Pero los tiempos van cambiando y con ellos se ha ido desarrollando un nuevo tipo de disciplina mucho más favorable y beneficiosa para los pequeños. Se trata de la disciplina positiva, basada en el respeto, donde se propone educar al niño fomentando su autocontrol y autoestima, haciendo de ellos personas responsables y respetuosas. En Sabáh nos preocupamos por la maternidad, paternidad y crianza y por eso, creemos que la disciplina positiva es el mejor camino para educar a nuestros hijos. El próximo sábado 14 de diciembre la coach certificada Lorena Aznar impartirá un taller sobre esta disciplina en nuestras instalaciones para enseñar a papás y mamás cómo educar a los niños sin necesidad de gritos y castigos.

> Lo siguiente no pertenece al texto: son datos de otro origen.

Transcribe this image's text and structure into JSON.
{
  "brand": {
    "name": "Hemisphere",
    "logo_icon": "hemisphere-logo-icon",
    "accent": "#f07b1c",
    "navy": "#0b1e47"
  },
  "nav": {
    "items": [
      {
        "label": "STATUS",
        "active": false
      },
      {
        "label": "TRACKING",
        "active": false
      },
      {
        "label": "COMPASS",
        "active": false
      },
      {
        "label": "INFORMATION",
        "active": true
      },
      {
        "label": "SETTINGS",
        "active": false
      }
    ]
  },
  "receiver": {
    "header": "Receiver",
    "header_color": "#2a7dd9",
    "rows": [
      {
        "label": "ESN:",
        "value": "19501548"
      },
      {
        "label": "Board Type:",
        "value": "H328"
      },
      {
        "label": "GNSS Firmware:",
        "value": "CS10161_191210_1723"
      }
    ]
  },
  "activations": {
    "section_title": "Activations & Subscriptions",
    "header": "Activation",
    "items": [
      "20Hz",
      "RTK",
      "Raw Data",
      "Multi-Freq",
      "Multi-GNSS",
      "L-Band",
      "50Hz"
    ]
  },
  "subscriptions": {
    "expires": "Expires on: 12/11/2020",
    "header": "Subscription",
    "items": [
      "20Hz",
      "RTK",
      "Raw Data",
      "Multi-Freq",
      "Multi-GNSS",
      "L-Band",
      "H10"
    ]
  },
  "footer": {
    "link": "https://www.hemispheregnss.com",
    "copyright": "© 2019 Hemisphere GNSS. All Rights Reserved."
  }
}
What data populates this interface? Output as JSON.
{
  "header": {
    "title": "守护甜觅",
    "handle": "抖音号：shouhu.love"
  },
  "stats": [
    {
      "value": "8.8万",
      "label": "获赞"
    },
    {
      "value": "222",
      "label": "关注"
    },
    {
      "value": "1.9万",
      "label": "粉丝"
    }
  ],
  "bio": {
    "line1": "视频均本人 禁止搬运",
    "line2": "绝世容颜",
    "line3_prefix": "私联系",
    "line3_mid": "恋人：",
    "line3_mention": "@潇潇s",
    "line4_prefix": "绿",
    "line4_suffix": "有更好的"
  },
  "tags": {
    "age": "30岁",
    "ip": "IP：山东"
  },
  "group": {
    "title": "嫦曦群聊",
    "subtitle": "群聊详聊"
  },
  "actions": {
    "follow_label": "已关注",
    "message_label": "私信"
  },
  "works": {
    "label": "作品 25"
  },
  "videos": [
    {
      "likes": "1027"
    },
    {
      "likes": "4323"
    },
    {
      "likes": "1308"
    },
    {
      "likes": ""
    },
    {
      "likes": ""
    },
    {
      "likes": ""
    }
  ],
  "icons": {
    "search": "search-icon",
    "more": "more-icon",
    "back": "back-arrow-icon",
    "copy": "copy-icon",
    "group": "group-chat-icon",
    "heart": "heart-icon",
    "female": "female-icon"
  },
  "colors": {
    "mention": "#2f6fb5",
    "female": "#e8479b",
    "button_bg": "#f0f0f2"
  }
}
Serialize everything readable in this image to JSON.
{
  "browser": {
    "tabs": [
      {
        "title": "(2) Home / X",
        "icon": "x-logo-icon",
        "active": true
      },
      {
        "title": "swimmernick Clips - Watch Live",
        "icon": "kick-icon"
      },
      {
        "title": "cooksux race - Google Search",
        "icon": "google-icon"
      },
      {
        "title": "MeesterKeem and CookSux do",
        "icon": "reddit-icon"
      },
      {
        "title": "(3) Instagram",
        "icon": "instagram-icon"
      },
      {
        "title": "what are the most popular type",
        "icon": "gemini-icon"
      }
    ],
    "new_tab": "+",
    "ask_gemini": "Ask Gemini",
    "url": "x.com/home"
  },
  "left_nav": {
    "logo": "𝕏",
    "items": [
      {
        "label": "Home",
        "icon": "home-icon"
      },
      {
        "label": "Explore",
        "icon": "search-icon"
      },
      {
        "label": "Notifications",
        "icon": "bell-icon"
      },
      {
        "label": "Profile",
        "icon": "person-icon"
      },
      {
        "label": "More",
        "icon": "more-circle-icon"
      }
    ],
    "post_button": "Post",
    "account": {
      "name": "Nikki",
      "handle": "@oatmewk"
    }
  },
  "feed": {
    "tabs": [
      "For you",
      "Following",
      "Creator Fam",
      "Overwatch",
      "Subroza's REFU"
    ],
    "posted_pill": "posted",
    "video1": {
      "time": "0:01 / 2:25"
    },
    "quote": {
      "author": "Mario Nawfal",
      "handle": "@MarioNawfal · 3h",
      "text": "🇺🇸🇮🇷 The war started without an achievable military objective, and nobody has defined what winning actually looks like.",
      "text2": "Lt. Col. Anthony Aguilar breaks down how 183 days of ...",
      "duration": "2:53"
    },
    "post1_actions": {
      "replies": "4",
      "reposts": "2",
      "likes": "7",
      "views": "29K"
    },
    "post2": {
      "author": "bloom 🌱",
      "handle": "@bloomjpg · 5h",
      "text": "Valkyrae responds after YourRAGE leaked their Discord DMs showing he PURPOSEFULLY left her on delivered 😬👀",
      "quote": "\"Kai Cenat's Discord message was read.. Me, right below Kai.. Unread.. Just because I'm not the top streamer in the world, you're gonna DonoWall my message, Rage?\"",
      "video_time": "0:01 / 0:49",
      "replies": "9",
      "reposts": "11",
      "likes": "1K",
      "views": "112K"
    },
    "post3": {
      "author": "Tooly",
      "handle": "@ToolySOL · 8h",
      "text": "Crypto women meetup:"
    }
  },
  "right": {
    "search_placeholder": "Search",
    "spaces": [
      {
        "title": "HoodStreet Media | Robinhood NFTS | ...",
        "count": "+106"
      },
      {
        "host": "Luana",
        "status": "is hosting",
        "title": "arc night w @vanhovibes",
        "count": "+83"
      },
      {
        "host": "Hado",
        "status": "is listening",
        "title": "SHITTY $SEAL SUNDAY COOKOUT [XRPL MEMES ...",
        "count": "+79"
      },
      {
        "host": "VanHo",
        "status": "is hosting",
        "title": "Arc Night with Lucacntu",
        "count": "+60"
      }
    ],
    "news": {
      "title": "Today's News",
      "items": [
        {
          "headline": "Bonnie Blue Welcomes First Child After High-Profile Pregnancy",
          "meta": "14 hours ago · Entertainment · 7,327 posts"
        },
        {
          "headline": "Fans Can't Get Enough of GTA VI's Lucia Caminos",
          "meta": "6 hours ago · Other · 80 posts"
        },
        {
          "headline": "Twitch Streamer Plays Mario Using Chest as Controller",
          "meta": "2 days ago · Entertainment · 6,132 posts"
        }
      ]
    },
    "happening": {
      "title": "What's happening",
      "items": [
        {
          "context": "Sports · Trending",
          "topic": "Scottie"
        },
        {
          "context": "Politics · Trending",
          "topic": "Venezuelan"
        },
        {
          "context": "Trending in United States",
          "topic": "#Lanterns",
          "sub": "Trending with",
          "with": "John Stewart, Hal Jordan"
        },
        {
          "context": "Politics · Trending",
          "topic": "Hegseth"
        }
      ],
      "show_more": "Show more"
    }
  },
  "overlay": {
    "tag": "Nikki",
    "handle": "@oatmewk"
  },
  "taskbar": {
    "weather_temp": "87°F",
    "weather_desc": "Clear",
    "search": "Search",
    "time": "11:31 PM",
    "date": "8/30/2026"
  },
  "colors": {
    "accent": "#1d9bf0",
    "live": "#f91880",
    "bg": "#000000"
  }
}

La importancia de la educación

La disciplina es necesaria para educar a nuestros hijos, ya que ellos necesitan aprender que es lo que se puede hacer y lo que no, asumiendo que son responsables de sus actos y decisiones. Pero no debemos entender la disciplina como una imposición de normas, reglas y formas de actuar, sino como un medio para el desarrollo sano y feliz de los pequeños, y un camino para enseñarles a ser autónomos y responsables, que no perjudique su autoestima y no provoque reacciones negativas. Las bases de este tipo de disciplina se pueden resumir en: respeto, colaboración, responsabilidad, comprensión, libertad, autonomía y, sobre todo, cariño.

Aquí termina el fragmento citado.